One of my ‘bucket list’ visits has always been Bletchley Park, which was home to the codebreakers during WWII, and the inspiration behind films like The Imitation Game and Enigma.
Why so keen? Well, my Great Aunt worked there in the ‘Security of Allied Cypher’ department during the war. Sadly, she died in the 1970s while her work (and much of what happened at Bletchley) was still classified, so we know little more than that. Still, she sounded like an incredibly cool person!
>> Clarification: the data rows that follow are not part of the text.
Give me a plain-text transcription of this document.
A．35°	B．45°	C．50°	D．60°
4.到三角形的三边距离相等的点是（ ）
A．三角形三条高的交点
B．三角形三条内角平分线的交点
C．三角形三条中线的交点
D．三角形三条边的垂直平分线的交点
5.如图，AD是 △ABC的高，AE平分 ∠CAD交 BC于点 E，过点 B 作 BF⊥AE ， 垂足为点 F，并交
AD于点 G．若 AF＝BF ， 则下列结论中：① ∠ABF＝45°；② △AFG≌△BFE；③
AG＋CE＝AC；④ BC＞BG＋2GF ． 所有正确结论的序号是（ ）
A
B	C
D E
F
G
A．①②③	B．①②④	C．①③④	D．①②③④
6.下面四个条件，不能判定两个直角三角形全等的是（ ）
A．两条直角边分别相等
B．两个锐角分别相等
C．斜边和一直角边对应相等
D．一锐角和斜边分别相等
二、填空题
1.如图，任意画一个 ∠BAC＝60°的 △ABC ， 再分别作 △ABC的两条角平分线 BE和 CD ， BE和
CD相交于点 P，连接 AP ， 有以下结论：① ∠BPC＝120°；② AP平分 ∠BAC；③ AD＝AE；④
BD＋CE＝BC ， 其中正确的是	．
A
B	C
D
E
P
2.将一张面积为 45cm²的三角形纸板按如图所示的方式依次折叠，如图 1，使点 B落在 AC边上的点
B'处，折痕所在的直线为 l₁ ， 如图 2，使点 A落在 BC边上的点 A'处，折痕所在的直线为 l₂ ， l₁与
It’s an amazing place, and they’ve done a great job transforming a previously top-secret location into a museum. It can’t have been an easy job, with so much destroyed after the war for security reasons! Luckily it strikes the right balance between being absolutely fascinating, and still feeling like a museum and not just a tourist attraction – there’s plenty to read for maths geniuses (which I am certainly not) but you won’t miss out if you don’t fully understand the minutiae of cyphers by the time you leave.
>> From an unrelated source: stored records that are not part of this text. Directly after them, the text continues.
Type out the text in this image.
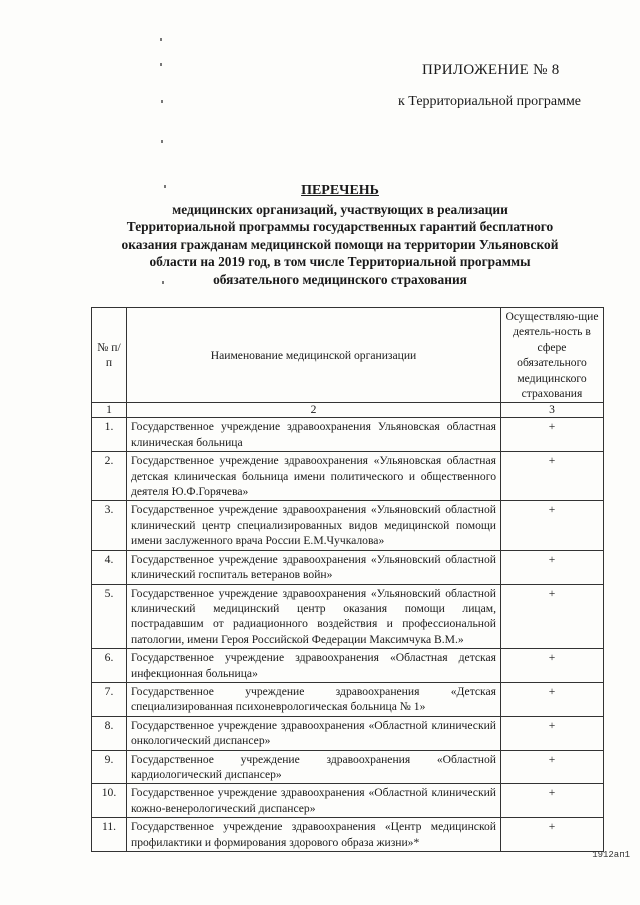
ПРИЛОЖЕНИЕ № 8
к Территориальной программе
ПЕРЕЧЕНЬ
медицинских организаций, участвующих в реализации
Территориальной программы государственных гарантий бесплатного
оказания гражданам медицинской помощи на территории Ульяновской
области на 2019 год, в том числе Территориальной программы
обязательного медицинского страхования
№ п/п	Наименование медицинской организации	Осуществляю-щие деятель-ность в сфере обязательного медицинского страхования
1	2	3
1.	Государственное учреждение здравоохранения Ульяновская областная клиническая больница	+
2.	Государственное учреждение здравоохранения «Ульяновская областная детская клиническая больница имени политического и общественного деятеля Ю.Ф.Горячева»	+
3.	Государственное учреждение здравоохранения «Ульяновский областной клинический центр специализированных видов медицинской помощи имени заслуженного врача России Е.М.Чучкалова»	+
4.	Государственное учреждение здравоохранения «Ульяновский областной клинический госпиталь ветеранов войн»	+
5.	Государственное учреждение здравоохранения «Ульяновский областной клинический медицинский центр оказания помощи лицам, пострадавшим от радиационного воздействия и профессиональной патологии, имени Героя Российской Федерации Максимчука В.М.»	+
6.	Государственное учреждение здравоохранения «Областная детская инфекционная больница»	+
7.	Государственное учреждение здравоохранения «Детская специализированная психоневрологическая больница № 1»	+
8.	Государственное учреждение здравоохранения «Областной клинический онкологический диспансер»	+
9.	Государственное учреждение здравоохранения «Областной кардиологический диспансер»	+
10.	Государственное учреждение здравоохранения «Областной клинический кожно-венерологический диспансер»	+
11.	Государственное учреждение здравоохранения «Центр медицинской профилактики и формирования здорового образа жизни»*	+
1912ап1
What to see at Bletchley Park
The exhibitions are spread across the grounds, so it’s even better enjoyed on a sunny day – then you can imagine all the young code breakers lounging by the lake on a rare break. Luckily there’s a visitor’s centre to ease you into the world of Bletchley, before you start exploring the Mansion, the famous codebreakers huts, and the main part of the museum.
In Block B, look out for the special exhibition on Alan Turing, and ‘the world’s most comprehensive collection of Enigma machines.’ In the Mansion, the ‘veterans stories’ exhibition is incredible for getting an inside look into what Bletchley must have been like when it was in full-swing during the war.
The huts are where most of the codebreakers themselves were based – in hut 11 you can experience what working with the ‘Bombe machines’ must have been like – Loud! It’s no wonder the women who worked on the machines dubbed it the “hell-hole”. Meanwhile in hut 8, interactive exhibitions show what the building, including Alan Turing’s office, would have looked like in WWII (including a mug chained to the radiator!)
Timing the visit
Obviously, there’s A LOT of information. It’s definitely a place to visit for the day, not just an hour – we went quite late in the afternoon and felt a bit rushed, so I’d like to go back sometime soon. I believe a single ticket can be validated to become an annual pass, so if you live closer you can visit time and again!
Top tip: Milton Keynes is not particularly renowned as a holiday destination (no offence intended), but we paired the visit with a stay in Oxford, which is just under an hour away – the perfect nerd’s holiday!
In case your wondering, we visited well before the pandemic. Ah the good old days!